Neighbors such as Hope Harle-Mould said the house stood out like a sore thumb among the neatly maintained houses on Allegany Avenue, “It was just very ugly, and stray animals would go there, and parts of the house would actually fall off in windstorms.”
The road to financial purgatory started with a fire, on July 14, 2011–a backyard cookout that somehow got out of control–and gutted the two-story house. A short time later, the homeowners—after receiving the proceeds from their homeowners insurance–walked away from the house, and the mortgage, and the fire-damaged property went into foreclosure.
From 2012 until 2015, the “zombie” home just sat that there, until the bank donated the property to the Buffalo Erie Niagara Land Improvement Corporation, known simply as the Land Bank, which converted the eyesore in less than a year.
BENLIC Executive Director Jocelyn Gordon predicts the new and improved house will soon become a neighborhood asset, “to have a jewel like that on a block like this in Kenmore, we anticipate this house will sell, pretty much, immediately.”
State lawmakers created land banks for urban centers across New York to take control of once valuable properties that have fallen on hard times, and make them productive again. Gordon said the Buffalo-Erie-Niagara Land Bank spent close to $110,000 on improvements to the Kenmore property, adding a fourth bedroom and a second bath.
A host of local officials held a ribbon-cutting for the newly improved property, Tuesday afternoon, in preparation for putting the house back on the market.
“This is exactly the type of property that we want to see,” said Erie County Executive Mark Poloncarz, “in a good neighborhood, a productive neighborhood, that needed a little tender loving care.”
Erie County Legislator Kevin Hardwick, whose district includes Kenmore, also praised the transformation, “No one wanted to live near a property like this.
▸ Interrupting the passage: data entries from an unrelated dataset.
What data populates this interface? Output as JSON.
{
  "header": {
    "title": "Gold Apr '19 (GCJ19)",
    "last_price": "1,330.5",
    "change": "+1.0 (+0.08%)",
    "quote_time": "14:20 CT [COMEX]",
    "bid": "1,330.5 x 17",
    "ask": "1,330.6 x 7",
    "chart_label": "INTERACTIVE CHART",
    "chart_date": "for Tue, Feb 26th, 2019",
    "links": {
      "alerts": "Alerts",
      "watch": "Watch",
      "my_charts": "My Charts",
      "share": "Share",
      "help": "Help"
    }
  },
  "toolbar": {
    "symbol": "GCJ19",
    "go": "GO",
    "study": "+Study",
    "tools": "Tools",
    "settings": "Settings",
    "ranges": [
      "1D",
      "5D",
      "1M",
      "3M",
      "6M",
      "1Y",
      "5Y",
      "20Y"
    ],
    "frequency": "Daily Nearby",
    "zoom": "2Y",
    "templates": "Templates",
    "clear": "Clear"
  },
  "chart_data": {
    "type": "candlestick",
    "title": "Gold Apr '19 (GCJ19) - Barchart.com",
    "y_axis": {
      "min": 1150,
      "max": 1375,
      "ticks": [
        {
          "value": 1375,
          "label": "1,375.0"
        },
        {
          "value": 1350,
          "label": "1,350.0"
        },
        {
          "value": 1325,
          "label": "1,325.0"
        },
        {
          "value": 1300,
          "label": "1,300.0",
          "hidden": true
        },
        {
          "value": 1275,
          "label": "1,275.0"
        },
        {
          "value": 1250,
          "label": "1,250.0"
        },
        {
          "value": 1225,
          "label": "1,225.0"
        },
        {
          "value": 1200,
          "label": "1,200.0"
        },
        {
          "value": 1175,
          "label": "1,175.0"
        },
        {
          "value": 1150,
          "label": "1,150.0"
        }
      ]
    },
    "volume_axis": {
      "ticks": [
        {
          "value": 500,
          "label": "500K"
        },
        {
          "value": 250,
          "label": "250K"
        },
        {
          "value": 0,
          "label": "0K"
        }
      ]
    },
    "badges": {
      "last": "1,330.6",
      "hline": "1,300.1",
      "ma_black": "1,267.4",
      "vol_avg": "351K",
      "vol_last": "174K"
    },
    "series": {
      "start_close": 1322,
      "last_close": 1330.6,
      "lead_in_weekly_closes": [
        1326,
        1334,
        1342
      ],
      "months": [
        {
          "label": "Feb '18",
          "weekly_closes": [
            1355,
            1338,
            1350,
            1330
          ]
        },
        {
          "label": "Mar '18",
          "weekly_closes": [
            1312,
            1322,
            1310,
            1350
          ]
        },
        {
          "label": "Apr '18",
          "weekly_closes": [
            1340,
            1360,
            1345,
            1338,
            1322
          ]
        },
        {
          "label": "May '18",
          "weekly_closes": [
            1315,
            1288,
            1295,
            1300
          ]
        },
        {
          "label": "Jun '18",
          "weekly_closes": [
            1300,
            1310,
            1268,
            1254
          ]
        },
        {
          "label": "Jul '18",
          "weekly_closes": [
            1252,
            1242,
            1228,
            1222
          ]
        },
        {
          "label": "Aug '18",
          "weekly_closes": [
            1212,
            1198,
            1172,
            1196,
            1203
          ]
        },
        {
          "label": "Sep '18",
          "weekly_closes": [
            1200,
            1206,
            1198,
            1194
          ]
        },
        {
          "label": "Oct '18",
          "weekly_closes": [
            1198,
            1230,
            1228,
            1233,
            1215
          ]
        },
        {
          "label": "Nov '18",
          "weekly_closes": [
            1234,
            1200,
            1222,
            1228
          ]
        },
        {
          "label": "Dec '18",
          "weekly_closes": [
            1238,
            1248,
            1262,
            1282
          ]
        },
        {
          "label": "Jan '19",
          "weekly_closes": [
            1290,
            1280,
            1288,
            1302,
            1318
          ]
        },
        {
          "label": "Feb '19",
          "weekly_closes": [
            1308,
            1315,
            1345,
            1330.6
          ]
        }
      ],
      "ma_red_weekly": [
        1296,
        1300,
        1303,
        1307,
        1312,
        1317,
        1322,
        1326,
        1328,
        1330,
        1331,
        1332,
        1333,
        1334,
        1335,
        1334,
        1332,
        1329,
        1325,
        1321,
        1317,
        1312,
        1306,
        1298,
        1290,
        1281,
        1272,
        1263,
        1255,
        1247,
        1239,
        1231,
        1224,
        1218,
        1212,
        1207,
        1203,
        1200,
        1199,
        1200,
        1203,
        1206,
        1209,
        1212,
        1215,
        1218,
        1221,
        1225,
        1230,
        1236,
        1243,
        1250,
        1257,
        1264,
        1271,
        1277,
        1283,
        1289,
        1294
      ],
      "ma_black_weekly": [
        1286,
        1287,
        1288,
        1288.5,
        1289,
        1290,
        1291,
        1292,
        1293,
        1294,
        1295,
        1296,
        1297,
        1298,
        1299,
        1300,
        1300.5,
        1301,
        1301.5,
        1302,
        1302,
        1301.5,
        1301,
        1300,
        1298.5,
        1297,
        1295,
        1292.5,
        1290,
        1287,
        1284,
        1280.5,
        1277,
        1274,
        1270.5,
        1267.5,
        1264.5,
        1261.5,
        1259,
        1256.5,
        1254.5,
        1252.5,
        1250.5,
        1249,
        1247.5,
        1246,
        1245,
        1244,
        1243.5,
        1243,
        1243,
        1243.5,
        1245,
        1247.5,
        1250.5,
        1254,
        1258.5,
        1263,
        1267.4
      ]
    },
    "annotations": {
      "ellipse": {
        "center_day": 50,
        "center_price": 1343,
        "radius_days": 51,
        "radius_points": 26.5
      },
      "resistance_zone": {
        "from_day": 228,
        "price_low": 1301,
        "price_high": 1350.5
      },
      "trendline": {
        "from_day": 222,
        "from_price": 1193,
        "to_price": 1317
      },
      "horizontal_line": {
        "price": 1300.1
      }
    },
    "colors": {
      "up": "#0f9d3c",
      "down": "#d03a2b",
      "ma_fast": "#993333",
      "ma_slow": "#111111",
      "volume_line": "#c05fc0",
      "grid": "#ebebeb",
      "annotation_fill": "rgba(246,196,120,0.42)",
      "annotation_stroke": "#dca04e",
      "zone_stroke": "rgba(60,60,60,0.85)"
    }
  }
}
Now everyone would be glad to not only live in it, but live next to it. So it raises up the whole neighborhood.”
Harle-Mould is very happy with the way the Land Bank has turned the property around, “Huge improvement. I am glad someone will enjoy it soon.”
The money for the New York land banks’ projects comes from a settlement Attorney General Eric Schneiderman reached with several big banks over their questionable foreclosure practices, but officials say BENLIC’s projects have become self-sufficient, and they seem to be turning a small profit for the corporation.